江生見自己果然瞞不住,心中更慌。他與張鶴上一次見面還是在出事前的張家莊園中,即便是他與劉氏私通被捉奸在床,張鶴也不在現場,衙門審理時,她更是沒有出現,仔細算來已經有四五年,張鶴是怎麽認出他來了?而且張鶴的意思是她一直都在找他,打算為劉氏算賬?
“我跟你們張家已經毫無幹系了,你找我做甚?”江生警惕道。
“你做出那種事,讓我背負了這麽多侮辱,你怎能說跟我毫無幹系呢?”張鶴道。實際上他與劉氏私通,張鶴想原身心中定是極為不舒服的,偏偏江生又占了她的便宜,自稱是她的老爹,即便是她也會感到生氣。
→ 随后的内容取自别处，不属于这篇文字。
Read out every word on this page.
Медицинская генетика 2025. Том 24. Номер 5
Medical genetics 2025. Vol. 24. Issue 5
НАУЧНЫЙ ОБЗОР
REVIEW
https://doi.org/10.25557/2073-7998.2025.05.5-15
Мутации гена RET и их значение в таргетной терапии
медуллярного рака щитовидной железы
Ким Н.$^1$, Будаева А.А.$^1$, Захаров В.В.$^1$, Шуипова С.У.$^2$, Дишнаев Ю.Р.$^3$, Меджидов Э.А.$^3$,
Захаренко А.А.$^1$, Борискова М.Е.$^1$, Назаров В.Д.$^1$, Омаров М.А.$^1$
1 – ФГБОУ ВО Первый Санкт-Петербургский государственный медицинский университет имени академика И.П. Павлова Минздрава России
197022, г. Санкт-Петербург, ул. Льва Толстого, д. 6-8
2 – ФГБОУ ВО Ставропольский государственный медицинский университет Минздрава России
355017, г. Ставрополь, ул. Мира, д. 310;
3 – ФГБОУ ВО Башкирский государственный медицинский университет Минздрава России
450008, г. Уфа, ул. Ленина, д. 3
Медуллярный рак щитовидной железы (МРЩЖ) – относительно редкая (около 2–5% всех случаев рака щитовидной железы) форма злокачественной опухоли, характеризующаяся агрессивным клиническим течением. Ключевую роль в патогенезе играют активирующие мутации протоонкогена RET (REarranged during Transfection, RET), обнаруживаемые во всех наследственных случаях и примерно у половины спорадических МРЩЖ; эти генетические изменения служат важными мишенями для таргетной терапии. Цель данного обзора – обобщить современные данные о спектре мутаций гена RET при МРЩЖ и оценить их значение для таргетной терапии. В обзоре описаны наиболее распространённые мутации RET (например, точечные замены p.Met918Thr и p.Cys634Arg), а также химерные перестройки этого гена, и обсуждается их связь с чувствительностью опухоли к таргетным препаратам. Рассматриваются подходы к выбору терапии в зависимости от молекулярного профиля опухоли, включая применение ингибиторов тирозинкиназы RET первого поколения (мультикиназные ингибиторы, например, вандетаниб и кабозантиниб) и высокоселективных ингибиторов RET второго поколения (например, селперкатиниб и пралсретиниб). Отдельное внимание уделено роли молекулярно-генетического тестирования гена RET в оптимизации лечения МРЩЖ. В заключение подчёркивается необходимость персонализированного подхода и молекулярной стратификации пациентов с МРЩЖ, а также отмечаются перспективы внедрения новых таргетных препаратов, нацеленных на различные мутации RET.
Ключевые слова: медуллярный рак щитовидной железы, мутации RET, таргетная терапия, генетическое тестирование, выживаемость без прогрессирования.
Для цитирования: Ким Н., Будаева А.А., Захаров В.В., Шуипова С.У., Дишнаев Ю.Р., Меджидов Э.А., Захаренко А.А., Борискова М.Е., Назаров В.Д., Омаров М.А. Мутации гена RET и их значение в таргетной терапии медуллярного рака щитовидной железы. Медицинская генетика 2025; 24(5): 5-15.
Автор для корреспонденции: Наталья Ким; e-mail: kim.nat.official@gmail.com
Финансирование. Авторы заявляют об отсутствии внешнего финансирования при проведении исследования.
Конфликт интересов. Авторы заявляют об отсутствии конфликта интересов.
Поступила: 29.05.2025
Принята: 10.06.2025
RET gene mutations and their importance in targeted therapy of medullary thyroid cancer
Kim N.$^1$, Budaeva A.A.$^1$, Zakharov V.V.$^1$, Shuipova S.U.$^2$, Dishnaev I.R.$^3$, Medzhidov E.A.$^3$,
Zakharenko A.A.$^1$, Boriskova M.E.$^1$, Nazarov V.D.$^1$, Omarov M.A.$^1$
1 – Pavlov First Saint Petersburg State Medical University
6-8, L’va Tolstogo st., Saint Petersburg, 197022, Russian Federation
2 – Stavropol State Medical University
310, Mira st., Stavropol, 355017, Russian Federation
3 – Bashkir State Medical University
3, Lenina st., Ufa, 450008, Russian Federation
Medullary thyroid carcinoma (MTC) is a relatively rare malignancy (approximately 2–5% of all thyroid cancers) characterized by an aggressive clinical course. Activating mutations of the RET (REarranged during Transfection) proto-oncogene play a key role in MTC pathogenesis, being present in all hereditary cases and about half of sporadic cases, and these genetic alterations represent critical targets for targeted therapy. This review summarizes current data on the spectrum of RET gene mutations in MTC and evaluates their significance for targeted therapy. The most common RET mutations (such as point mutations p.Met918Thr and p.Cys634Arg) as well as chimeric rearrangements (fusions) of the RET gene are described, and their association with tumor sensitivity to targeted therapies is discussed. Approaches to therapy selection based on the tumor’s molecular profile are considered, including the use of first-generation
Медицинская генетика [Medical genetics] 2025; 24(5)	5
江生理直氣壯道:“你小娘勾引我,是她生性放蕩、不甘寂寞,我已經被官府杖刑,又被你們張家卸去了一條腿,你還想如何?”
張鶴倒是記得他這腿的确是張雁讓仆役打斷的,只是他為何能理直氣壯地上門找張雁索要錢財?
“我小娘被流放,你卻只是杖刑,卸去你一條腿便已經是便宜你了。可就我個人而言,我還是不想放過你,卸去你一條腿的是我大哥,可小娘是生我的人,我也總要出一口氣才是。”
江生道:“你要怪只能怪你小娘,你找我撒氣也無濟于事!而且你敢打我,我便去告官,告你仗勢欺人,魚肉鄉裏!”
“怪我小娘?我現如今懷疑當年之事有假!”張鶴胡扯道,她穿越過來後,那案子早就過去了許久,她根本就不知道詳情。
江生急忙辯解:“甚麽有假,你小娘喜歡勾引我們這些仆役、田仆,那可都是衆所周知的,除了我,你以為她勾引的仆役還少嗎?你也不在你們田莊中找個仆役問一問……”
張廷榆之父張訓仍在世時是在京中為官的,而為了張家的家業,他便讓次子張廷榆留在撫州經營家業,而留長子在身邊照顧伺候。只是張廷榆也得盡孝,故而每年都會到洛陽去,而家中的家業便交給柳氏打理。
劉氏一人生活在田莊中,也沒有柳氏的拘束,便大膽、放縱了起來,平日裏喜歡吃酒,吃多了就逮住路過的仆役調戲,動手動腳那都是常态。
有看不過眼的婢女便跟柳氏說了此事,柳氏便讓劉氏住進祖宅去,将她放在眼皮子底下。而為了張家的名聲,柳氏也讓人不許聲張,以至于張廷榆回家時,看見她們在同一屋檐下還能和睦地相處而十分放心。
雖然柳氏多番警告,可劉氏卻并不收斂,加上張廷榆對她的寵愛與信任,她越發放肆,多番當着柳氏的面就與仆役打情罵俏。
衆多人都道柳氏性情溫和,太好欺負,才讓劉氏騎到了頭上來。不過這一切的終結在劉氏勾搭上了江生,江生被她勾引得心猿意馬,收到她送來的半夜幽會的信件後,便如期赴約,結果第二日便被人發現了。